LOCATION | ADDRESS_ID | count | total |
---|---|---|---|
600 BLK KENILWORTH AVE NE S/B | 813891 | 28642 | 3434500 |
DC295 SW .7 MILES S/O EXIT 1 S/B | 810381 | 13590 | 1602200 |
2200 BLK K ST NW W/B | 805065 | 13266 | 1561800 |
1400 BLK S CAPITOL ST SE S/B | 277954 | 10338 | 1143500 |
2200 BLOCK K ST NW E/B | 805065 | 9464 | 1118000 |
1400 BLK S CAPITOL ST SE N/B | 277954 | 7020 | 785300 |
2200 BLK SOUTH DAKOTA AVE NE SE/B | 286707 | 6682 | 732400 |
600 BLK NEW YORK AVENUE NE W/B | 288753 | 6562 | 745800 |
3RD ST TUNNEL NW N/B BY MA AVE | 814983 | 4054 | 452400 |
4600 BLK MASSACHUSETTS AVE NW NW/B | 301549 | 3580 | 374600 |
Simply grouping byLOCATION
doesn’t give us the whole picture. The bold rows show that ADDRESS_ID
could also be called intersection. Lets group by ADDRESS_ID
and see how the ranking looks.
addresses | count | total |
---|---|---|
600 BLK KENILWORTH AVE NE S/B | 28642 | 3434500 |
2200 BLK K ST NW W/B, 2200 BLOCK K ST NW E/B | 22730 | 2679800 |
1400 BLK S CAPITOL ST SE N/B, 1400 BLK S CAPITOL ST SE S/B | 17358 | 1928800 |
DC295 SW .7 MILES S/O EXIT 1 S/B | 13590 | 1602200 |
600 BLK NEW YORK AVE NE E/B, 600 BLK NEW YORK AVENUE NE W/B | 9484 | 1073600 |
2200 BLK SOUTH DAKOTA AVE NE SE/B | 6682 | 732400 |
3RD ST TUNNEL NW N/B BY MA AVE | 4054 | 452400 |
4600 BLK MASSACHUSETTS AVE NW NW/B | 3580 | 374600 |
DC295 NE .1MILE S/O EASTERN AVE N/B, DC295 NE .1MILE S/O EASTERN AVE S/B | 3116 | 349900 |
3RD ST TUNNEL NW S/B BY 3RD ST | 3008 | 348500 |
The camera at the southbound 600 block of Kenilworth Ave NE is located right off 295 where the limit drops from 55 to 25, and issued the most tickets and total fines. The combined east and west bound cameras at the 2200 block of K St NW accounted for the second most. The K street cameras are cleverly placed in an uphill section of a 25MPH zone on either end of an underpass.

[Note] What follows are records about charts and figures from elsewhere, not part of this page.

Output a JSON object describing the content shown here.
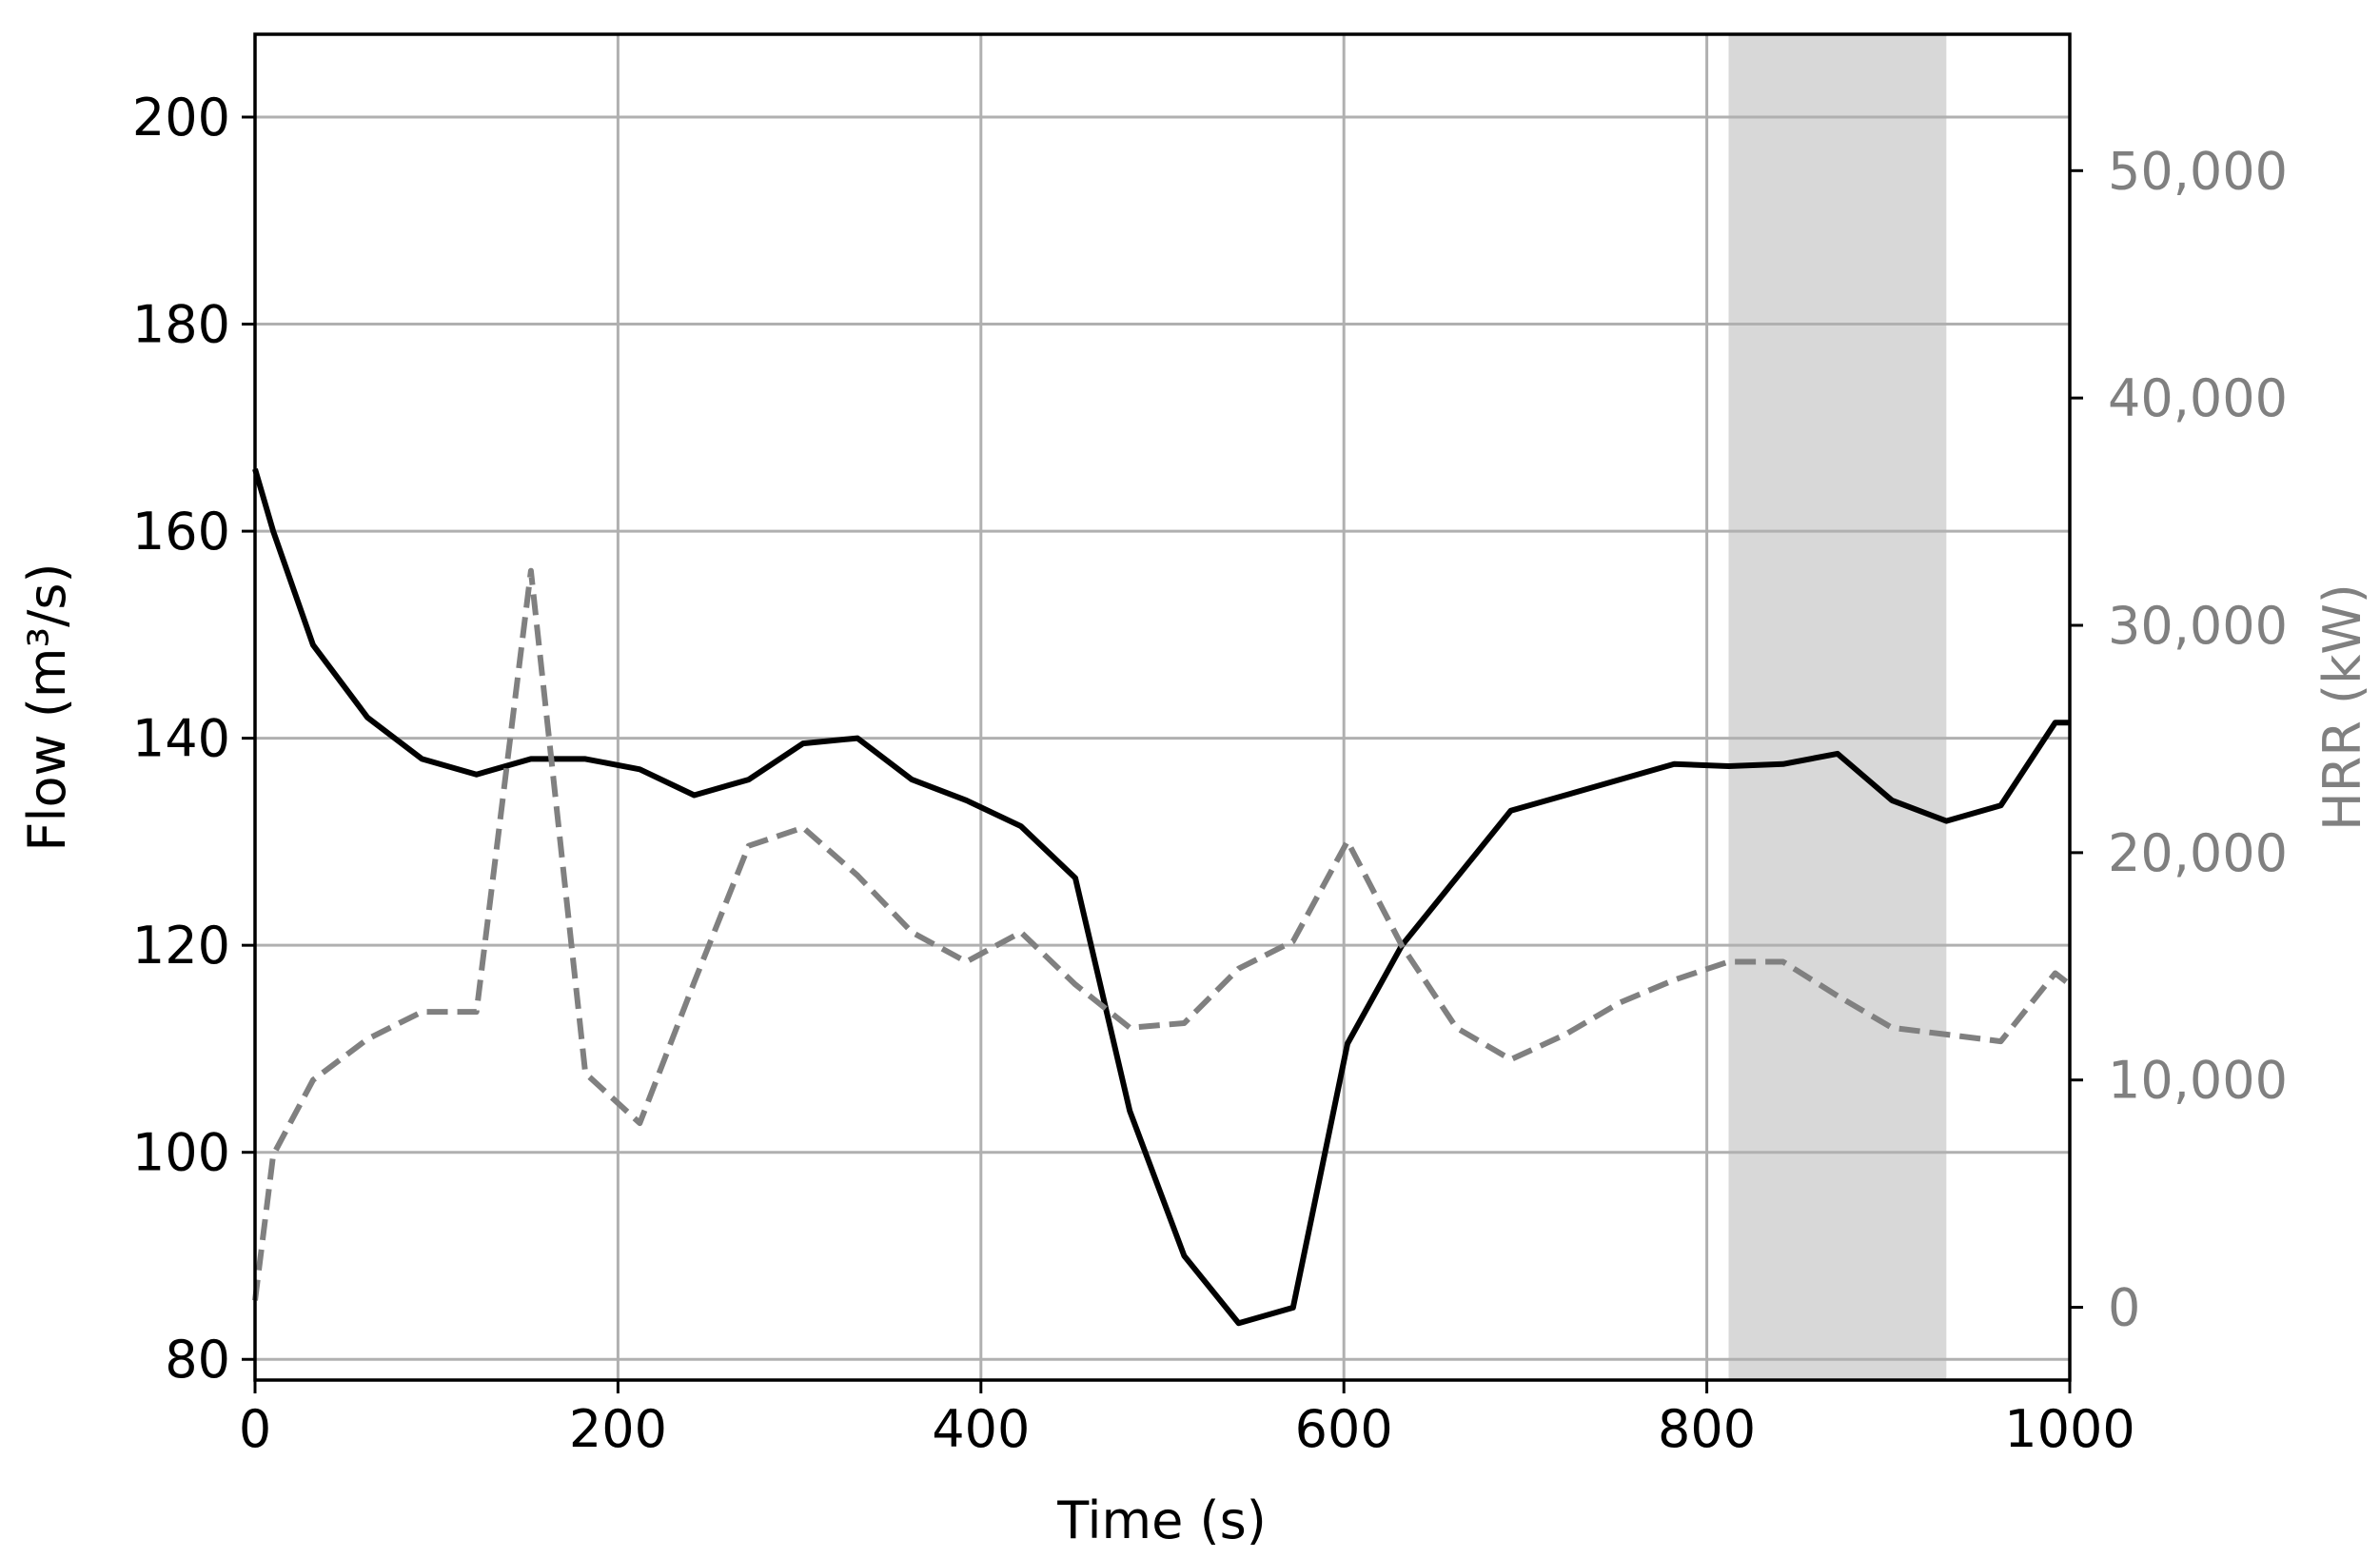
{
  "chart_data": {
    "type": "line",
    "xlabel": "Time (s)",
    "ylabel": "Flow (m³/s)",
    "y2label": "HRR (kW)",
    "xlim": [
      0,
      1000
    ],
    "ylim": [
      78,
      208
    ],
    "y2lim": [
      -3200,
      56000
    ],
    "x_ticks": [
      0,
      200,
      400,
      600,
      800,
      1000
    ],
    "x_tick_labels": [
      "0",
      "200",
      "400",
      "600",
      "800",
      "1000"
    ],
    "y_ticks": [
      80,
      100,
      120,
      140,
      160,
      180,
      200
    ],
    "y_tick_labels": [
      "80",
      "100",
      "120",
      "140",
      "160",
      "180",
      "200"
    ],
    "y2_ticks": [
      0,
      10000,
      20000,
      30000,
      40000,
      50000
    ],
    "y2_tick_labels": [
      "0",
      "10,000",
      "20,000",
      "30,000",
      "40,000",
      "50,000"
    ],
    "grid": true,
    "shaded_region": {
      "x": [
        812,
        932
      ],
      "color": "#d8d8d8"
    },
    "series": [
      {
        "axis": "left",
        "style": "solid",
        "color": "#000000",
        "points": [
          [
            0,
            166
          ],
          [
            10,
            160
          ],
          [
            32,
            149
          ],
          [
            62,
            142
          ],
          [
            92,
            138
          ],
          [
            122,
            136.5
          ],
          [
            152,
            138
          ],
          [
            182,
            138
          ],
          [
            212,
            137
          ],
          [
            242,
            134.5
          ],
          [
            272,
            136
          ],
          [
            302,
            139.5
          ],
          [
            332,
            140
          ],
          [
            362,
            136
          ],
          [
            392,
            134
          ],
          [
            422,
            131.5
          ],
          [
            452,
            126.5
          ],
          [
            482,
            104
          ],
          [
            512,
            90
          ],
          [
            542,
            83.5
          ],
          [
            572,
            85
          ],
          [
            602,
            110.5
          ],
          [
            632,
            120
          ],
          [
            662,
            126.5
          ],
          [
            692,
            133
          ],
          [
            722,
            134.5
          ],
          [
            752,
            136
          ],
          [
            782,
            137.5
          ],
          [
            812,
            137.3
          ],
          [
            842,
            137.5
          ],
          [
            872,
            138.5
          ],
          [
            902,
            134
          ],
          [
            932,
            132
          ],
          [
            962,
            133.5
          ],
          [
            992,
            141.5
          ],
          [
            1000,
            141.5
          ]
        ]
      },
      {
        "axis": "right",
        "style": "dashed",
        "color": "#808080",
        "points": [
          [
            0,
            300
          ],
          [
            10,
            6700
          ],
          [
            32,
            10000
          ],
          [
            62,
            11800
          ],
          [
            92,
            13000
          ],
          [
            122,
            13000
          ],
          [
            152,
            32400
          ],
          [
            182,
            10300
          ],
          [
            212,
            8100
          ],
          [
            242,
            14300
          ],
          [
            272,
            20300
          ],
          [
            302,
            21100
          ],
          [
            332,
            19000
          ],
          [
            362,
            16500
          ],
          [
            392,
            15200
          ],
          [
            422,
            16500
          ],
          [
            452,
            14200
          ],
          [
            482,
            12300
          ],
          [
            512,
            12500
          ],
          [
            542,
            14900
          ],
          [
            572,
            16100
          ],
          [
            602,
            20500
          ],
          [
            632,
            15900
          ],
          [
            662,
            12300
          ],
          [
            692,
            10900
          ],
          [
            722,
            12000
          ],
          [
            752,
            13400
          ],
          [
            782,
            14400
          ],
          [
            812,
            15200
          ],
          [
            842,
            15200
          ],
          [
            872,
            13700
          ],
          [
            902,
            12300
          ],
          [
            932,
            12000
          ],
          [
            962,
            11700
          ],
          [
            992,
            14700
          ],
          [
            1000,
            14200
          ]
        ]
      }
    ]
  }
}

Conclusion and Future Directions
We’ve identified the most lucrative camera for the District - 600 Kenilworth Ave NE, which issued 28642 photo tickets worth almost $3.5M in January 2017. R made it fairly easy to perform this analysis but we’ve just scratched the surface of whats possible. There are still several interesting directions with these data. For example: look at non-photo moving violations, or weekday vs weekend activity, or do some cameras issue a particular type of ticket -red light vs speeding? Or you could combine the photo ticket data with accident data to find similar intersections with dissimilar accidents or ticket incidents. If you find anything interesting here, or have other questions about hacking on municipal data with R, I’d love to hear about it. Thanks for reading.